After a black hat entity known as ShinyHunters attempted to sell the user details of Wishbone app users, the entire database has now been leaked online and is accessible as a free download. Wishbone is a mobile app that allows users to vote for one of two items in user-generated
Originally, the hackers put up a 40 million user chunk of the app’s database up for sale, for the relatively modest sum of around $8,000 in Bitcoin. The ad was posted on a number of hacker forums and claimed to include Wishbone user emails, names, phone numbers, geolocation and SHA1 hashed passwords. Even though the bad actors claimed the passwords are SHA1 encrypted, it turned out the passwords are really hashed using MD5.
A number of security experts later criticized Wishbone for using MD5 to hash user passwords and called the method "deprecated" and "weak". Indeed, as researchers with ZDNet pointed out, one can actually access the plain-text version of the MD5-hashed passwords using freely available tools.

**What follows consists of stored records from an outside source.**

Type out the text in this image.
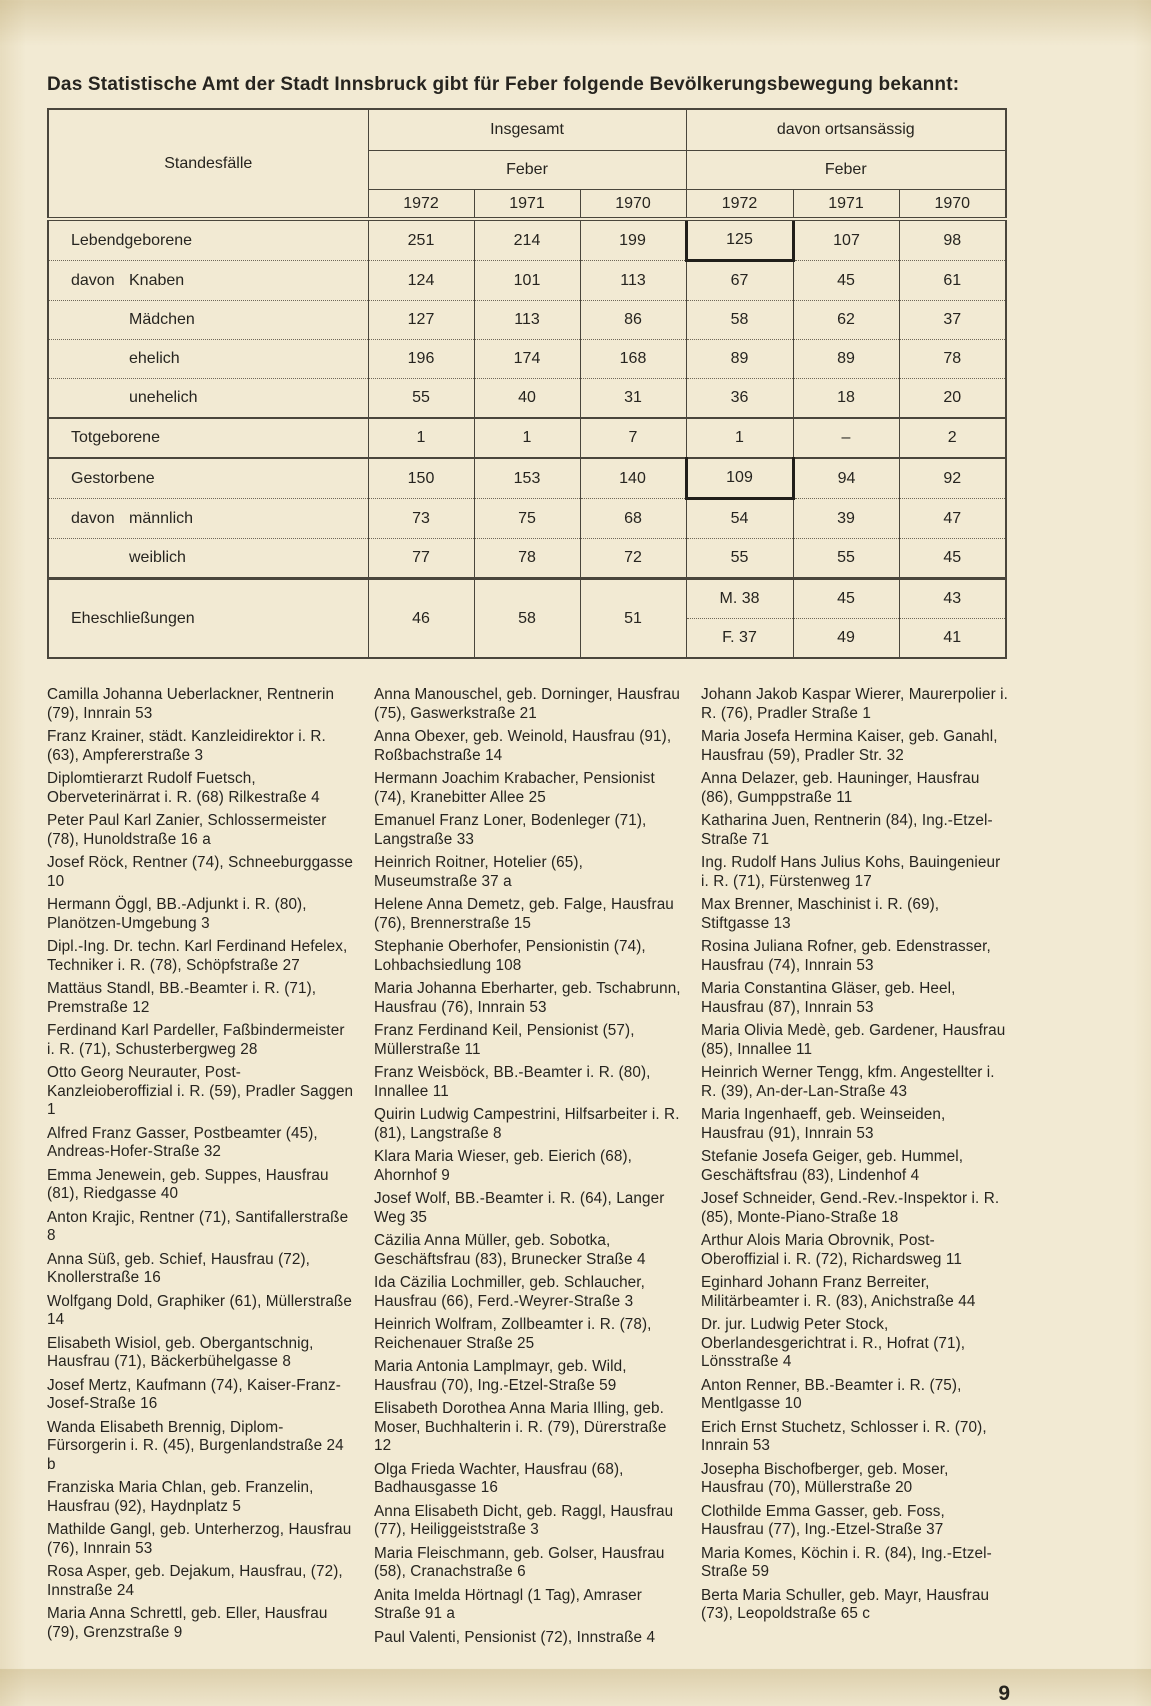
Das Statistische Amt der Stadt Innsbruck gibt für Feber folgende Bevölkerungsbewegung bekannt:
Standesfälle	Insgesamt			davon ortsansässig		
	Feber			Feber		
	1972	1971	1970	1972	1971	1970
Lebendgeborene	251	214	199	125	107	98
davon Knaben	124	101	113	67	45	61
Mädchen	127	113	86	58	62	37
ehelich	196	174	168	89	89	78
unehelich	55	40	31	36	18	20
Totgeborene	1	1	7	1	–	2
Gestorbene	150	153	140	109	94	92
davon männlich	73	75	68	54	39	47
weiblich	77	78	72	55	55	45
Eheschließungen	46	58	51	M. 38	45	43
				F. 37	49	41

Camilla Johanna Ueberlackner, Rentnerin (79), Innrain 53

Franz Krainer, städt. Kanzleidirektor i. R. (63), Ampfererstraße 3

Diplomtierarzt Rudolf Fuetsch, Oberveterinärrat i. R. (68) Rilkestraße 4

Peter Paul Karl Zanier, Schlossermeister (78), Hunoldstraße 16 a

Josef Röck, Rentner (74), Schneeburggasse 10

Hermann Öggl, BB.-Adjunkt i. R. (80), Planötzen-Umgebung 3

Dipl.-Ing. Dr. techn. Karl Ferdinand Hefelex, Techniker i. R. (78), Schöpfstraße 27

Mattäus Standl, BB.-Beamter i. R. (71), Premstraße 12

Ferdinand Karl Pardeller, Faßbindermeister i. R. (71), Schusterbergweg 28

Otto Georg Neurauter, Post-Kanzleioberoffizial i. R. (59), Pradler Saggen 1

Alfred Franz Gasser, Postbeamter (45), Andreas-Hofer-Straße 32

Emma Jenewein, geb. Suppes, Hausfrau (81), Riedgasse 40

Anton Krajic, Rentner (71), Santifallerstraße 8

Anna Süß, geb. Schief, Hausfrau (72), Knollerstraße 16

Wolfgang Dold, Graphiker (61), Müllerstraße 14

Elisabeth Wisiol, geb. Obergantschnig, Hausfrau (71), Bäckerbühelgasse 8

Josef Mertz, Kaufmann (74), Kaiser-Franz-Josef-Straße 16

Wanda Elisabeth Brennig, Diplom-Fürsorgerin i. R. (45), Burgenlandstraße 24 b

Franziska Maria Chlan, geb. Franzelin, Hausfrau (92), Haydnplatz 5

Mathilde Gangl, geb. Unterherzog, Hausfrau (76), Innrain 53

Rosa Asper, geb. Dejakum, Hausfrau, (72), Innstraße 24

Maria Anna Schrettl, geb. Eller, Hausfrau (79), Grenzstraße 9

Anna Manouschel, geb. Dorninger, Hausfrau (75), Gaswerkstraße 21

Anna Obexer, geb. Weinold, Hausfrau (91), Roßbachstraße 14

Hermann Joachim Krabacher, Pensionist (74), Kranebitter Allee 25

Emanuel Franz Loner, Bodenleger (71), Langstraße 33

Heinrich Roitner, Hotelier (65), Museumstraße 37 a

Helene Anna Demetz, geb. Falge, Hausfrau (76), Brennerstraße 15

Stephanie Oberhofer, Pensionistin (74), Lohbachsiedlung 108

Maria Johanna Eberharter, geb. Tschabrunn, Hausfrau (76), Innrain 53

Franz Ferdinand Keil, Pensionist (57), Müllerstraße 11

Franz Weisböck, BB.-Beamter i. R. (80), Innallee 11

Quirin Ludwig Campestrini, Hilfsarbeiter i. R. (81), Langstraße 8

Klara Maria Wieser, geb. Eierich (68), Ahornhof 9

Josef Wolf, BB.-Beamter i. R. (64), Langer Weg 35

Cäzilia Anna Müller, geb. Sobotka, Geschäftsfrau (83), Brunecker Straße 4

Ida Cäzilia Lochmiller, geb. Schlaucher, Hausfrau (66), Ferd.-Weyrer-Straße 3

Heinrich Wolfram, Zollbeamter i. R. (78), Reichenauer Straße 25

Maria Antonia Lamplmayr, geb. Wild, Hausfrau (70), Ing.-Etzel-Straße 59

Elisabeth Dorothea Anna Maria Illing, geb. Moser, Buchhalterin i. R. (79), Dürerstraße 12

Olga Frieda Wachter, Hausfrau (68), Badhausgasse 16

Anna Elisabeth Dicht, geb. Raggl, Hausfrau (77), Heiliggeiststraße 3

Maria Fleischmann, geb. Golser, Hausfrau (58), Cranachstraße 6

Anita Imelda Hörtnagl (1 Tag), Amraser Straße 91 a

Paul Valenti, Pensionist (72), Innstraße 4

Johann Jakob Kaspar Wierer, Maurerpolier i. R. (76), Pradler Straße 1

Maria Josefa Hermina Kaiser, geb. Ganahl, Hausfrau (59), Pradler Str. 32

Anna Delazer, geb. Hauninger, Hausfrau (86), Gumppstraße 11

Katharina Juen, Rentnerin (84), Ing.-Etzel-Straße 71

Ing. Rudolf Hans Julius Kohs, Bauingenieur i. R. (71), Fürstenweg 17

Max Brenner, Maschinist i. R. (69), Stiftgasse 13

Rosina Juliana Rofner, geb. Edenstrasser, Hausfrau (74), Innrain 53

Maria Constantina Gläser, geb. Heel, Hausfrau (87), Innrain 53

Maria Olivia Medè, geb. Gardener, Hausfrau (85), Innallee 11

Heinrich Werner Tengg, kfm. Angestellter i. R. (39), An-der-Lan-Straße 43

Maria Ingenhaeff, geb. Weinseiden, Hausfrau (91), Innrain 53

Stefanie Josefa Geiger, geb. Hummel, Geschäftsfrau (83), Lindenhof 4

Josef Schneider, Gend.-Rev.-Inspektor i. R. (85), Monte-Piano-Straße 18

Arthur Alois Maria Obrovnik, Post-Oberoffizial i. R. (72), Richardsweg 11

Eginhard Johann Franz Berreiter, Militärbeamter i. R. (83), Anichstraße 44

Dr. jur. Ludwig Peter Stock, Oberlandesgerichtrat i. R., Hofrat (71), Lönsstraße 4

Anton Renner, BB.-Beamter i. R. (75), Mentlgasse 10

Erich Ernst Stuchetz, Schlosser i. R. (70), Innrain 53

Josepha Bischofberger, geb. Moser, Hausfrau (70), Müllerstraße 20

Clothilde Emma Gasser, geb. Foss, Hausfrau (77), Ing.-Etzel-Straße 37

Maria Komes, Köchin i. R. (84), Ing.-Etzel-Straße 59

Berta Maria Schuller, geb. Mayr, Hausfrau (73), Leopoldstraße 65 c

9
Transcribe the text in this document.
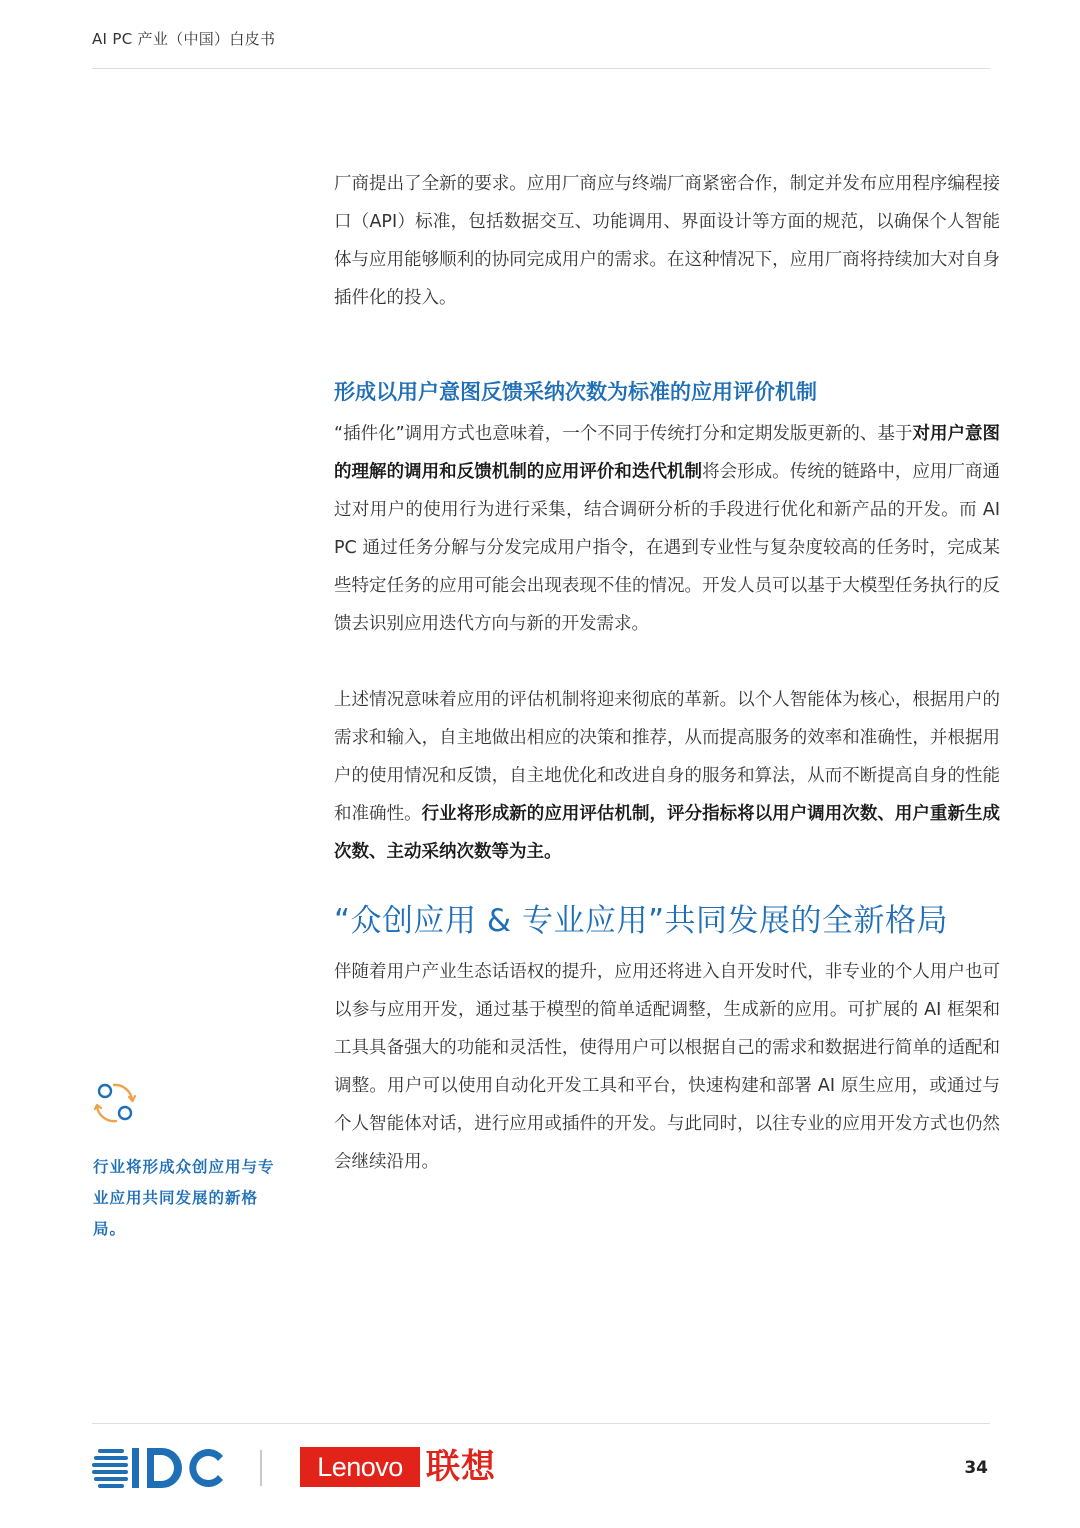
AI PC 产业（中国）白皮书

厂商提出了全新的要求。应用厂商应与终端厂商紧密合作，制定并发布应用程序编程接口（API）标准，包括数据交互、功能调用、界面设计等方面的规范，以确保个人智能体与应用能够顺利的协同完成用户的需求。在这种情况下，应用厂商将持续加大对自身插件化的投入。

形成以用户意图反馈采纳次数为标准的应用评价机制

“插件化”调用方式也意味着，一个不同于传统打分和定期发版更新的、基于对用户意图的理解的调用和反馈机制的应用评价和迭代机制将会形成。传统的链路中，应用厂商通过对用户的使用行为进行采集，结合调研分析的手段进行优化和新产品的开发。而 AI PC 通过任务分解与分发完成用户指令，在遇到专业性与复杂度较高的任务时，完成某些特定任务的应用可能会出现表现不佳的情况。开发人员可以基于大模型任务执行的反馈去识别应用迭代方向与新的开发需求。

上述情况意味着应用的评估机制将迎来彻底的革新。以个人智能体为核心，根据用户的需求和输入，自主地做出相应的决策和推荐，从而提高服务的效率和准确性，并根据用户的使用情况和反馈，自主地优化和改进自身的服务和算法，从而不断提高自身的性能和准确性。行业将形成新的应用评估机制，评分指标将以用户调用次数、用户重新生成次数、主动采纳次数等为主。

“众创应用 & 专业应用”共同发展的全新格局

伴随着用户产业生态话语权的提升，应用还将进入自开发时代，非专业的个人用户也可以参与应用开发，通过基于模型的简单适配调整，生成新的应用。可扩展的 AI 框架和工具具备强大的功能和灵活性，使得用户可以根据自己的需求和数据进行简单的适配和调整。用户可以使用自动化开发工具和平台，快速构建和部署 AI 原生应用，或通过与个人智能体对话，进行应用或插件的开发。与此同时，以往专业的应用开发方式也仍然会继续沿用。

行业将形成众创应用与专业应用共同发展的新格局。
Lenovo 联想	34
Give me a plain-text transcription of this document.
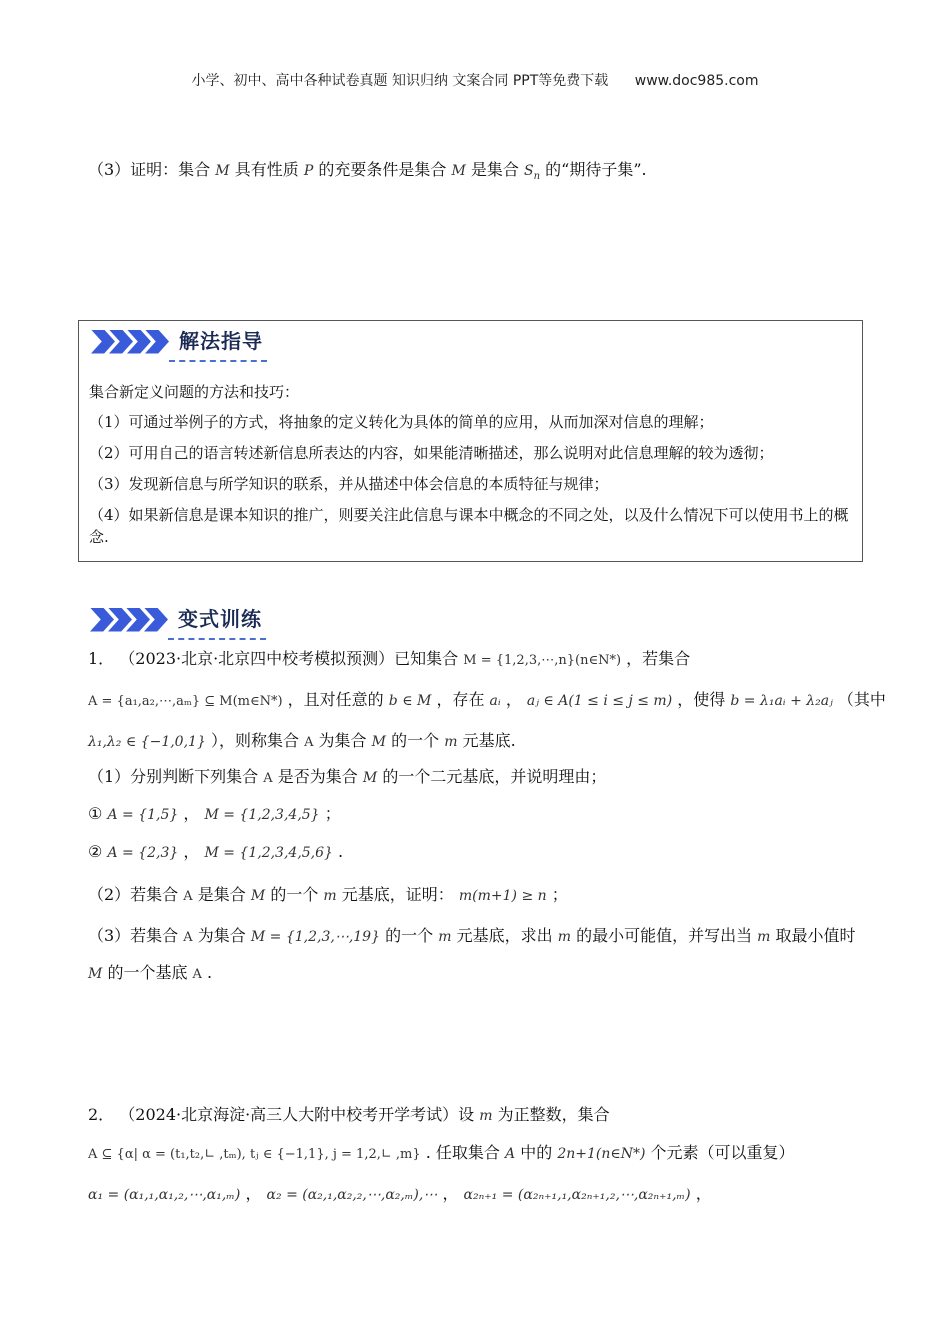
小学、初中、高中各种试卷真题 知识归纳 文案合同 PPT等免费下载 www.doc985.com
（3）证明：集合 M 具有性质 P 的充要条件是集合 M 是集合 $S_n$ 的“期待子集”.
解法指导
集合新定义问题的方法和技巧：
（1）可通过举例子的方式，将抽象的定义转化为具体的简单的应用，从而加深对信息的理解；
（2）可用自己的语言转述新信息所表达的内容，如果能清晰描述，那么说明对此信息理解的较为透彻；
（3）发现新信息与所学知识的联系，并从描述中体会信息的本质特征与规律；
（4）如果新信息是课本知识的推广，则要关注此信息与课本中概念的不同之处，以及什么情况下可以使用书上的概念.
变式训练
1． （2023·北京·北京四中校考模拟预测）已知集合 M = {1,2,3,⋯,n}(n∈N*) ，若集合
A = {a₁,a₂,⋯,aₘ} ⊆ M(m∈N*) ，且对任意的 b ∈ M ，存在 aᵢ ， aⱼ ∈ A(1 ≤ i ≤ j ≤ m) ，使得 b = λ₁aᵢ + λ₂aⱼ （其中
λ₁,λ₂ ∈ {−1,0,1} ），则称集合 A 为集合 M 的一个 m 元基底.
（1）分别判断下列集合 A 是否为集合 M 的一个二元基底，并说明理由；
① A = {1,5} ， M = {1,2,3,4,5} ；
② A = {2,3} ， M = {1,2,3,4,5,6} .
（2）若集合 A 是集合 M 的一个 m 元基底，证明： m(m+1) ≥ n ；
（3）若集合 A 为集合 M = {1,2,3,⋯,19} 的一个 m 元基底，求出 m 的最小可能值，并写出当 m 取最小值时
M 的一个基底 A .
2． （2024·北京海淀·高三人大附中校考开学考试）设 m 为正整数，集合
A ⊆ {α| α = (t₁,t₂,∟ ,tₘ), tⱼ ∈ {−1,1}, j = 1,2,∟ ,m} . 任取集合 A 中的 2n+1(n∈N*) 个元素（可以重复）
α₁ = (α₁,₁,α₁,₂,⋯,α₁,ₘ) ， α₂ = (α₂,₁,α₂,₂,⋯,α₂,ₘ),⋯ ， α₂ₙ₊₁ = (α₂ₙ₊₁,₁,α₂ₙ₊₁,₂,⋯,α₂ₙ₊₁,ₘ) ，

Since the original posts and attempts to sell a chunk of the Wishbone database, the entire database has been leaked online and is now distributed freely, using the same forums where the original ad was posted.
It’s questionable whether the entity that was selling the leaked database online was the same entity that performed the actual hack, which took place in early 2020. The same user selling Wishbone data also sells user info from over a dozen other platforms, including Facebook, Epic Games and Fotolog. ZDNet further confirmed that this latest Wishbone leak does not include the user information contained in a previous leak of user info from the app, as Wishbone was also attacked back in 2017.
Of course, all Wishbone users are advised to immediately change their app password, but this won’t stop the bad actors who gain access to the leak from abusing the information and plain text passwords and using them for credential stuffing in other websites and applications.